Subsidiary Guarantees

 

The Revolving and Term Loan Facilities and the 7 1/8 % Senior Notes are guaranteed by all of the Company’s subsidiaries. Separate condensed consolidating information is not included because Hanger, Inc., the parent company, does not have independent assets or operations. The guarantees are full and unconditional and joint and several.

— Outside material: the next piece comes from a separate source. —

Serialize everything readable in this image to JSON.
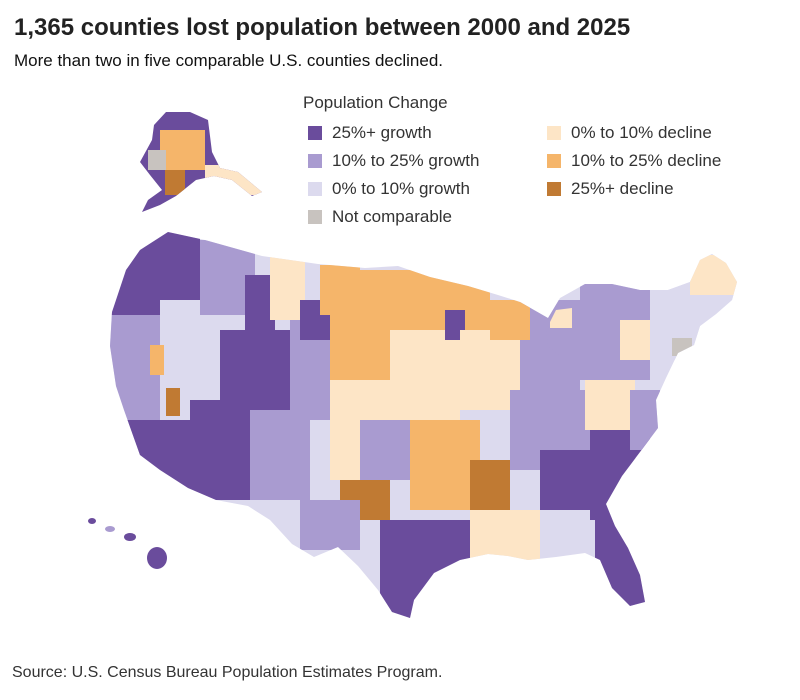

There are no restrictions on the ability of the Company’s subsidiaries to transfer cash to the Company or to co-guarantors.

 

Debt Covenants

 

The terms of the Senior Notes, the Revolving Credit Facility, and the Term Loan Facility limit the Company’s ability to, among other things, purchase capital assets, incur additional indebtedness, create liens, pay dividends on or redeem capital stock, make certain investments, make restricted payments, make certain dispositions of assets, engage in transactions with affiliates, engage in certain business activities, and engage in mergers, consolidations and certain sales of assets. The Credit Agreement requires compliance with various covenants including but not limited to (i) minimum consolidated interest coverage ratio of 3.50:1.00 and (ii) maximum total leverage ratio of 4.00:1.00. As of June 30, 2014, the Company was in compliance with all covenants under these debt agreements.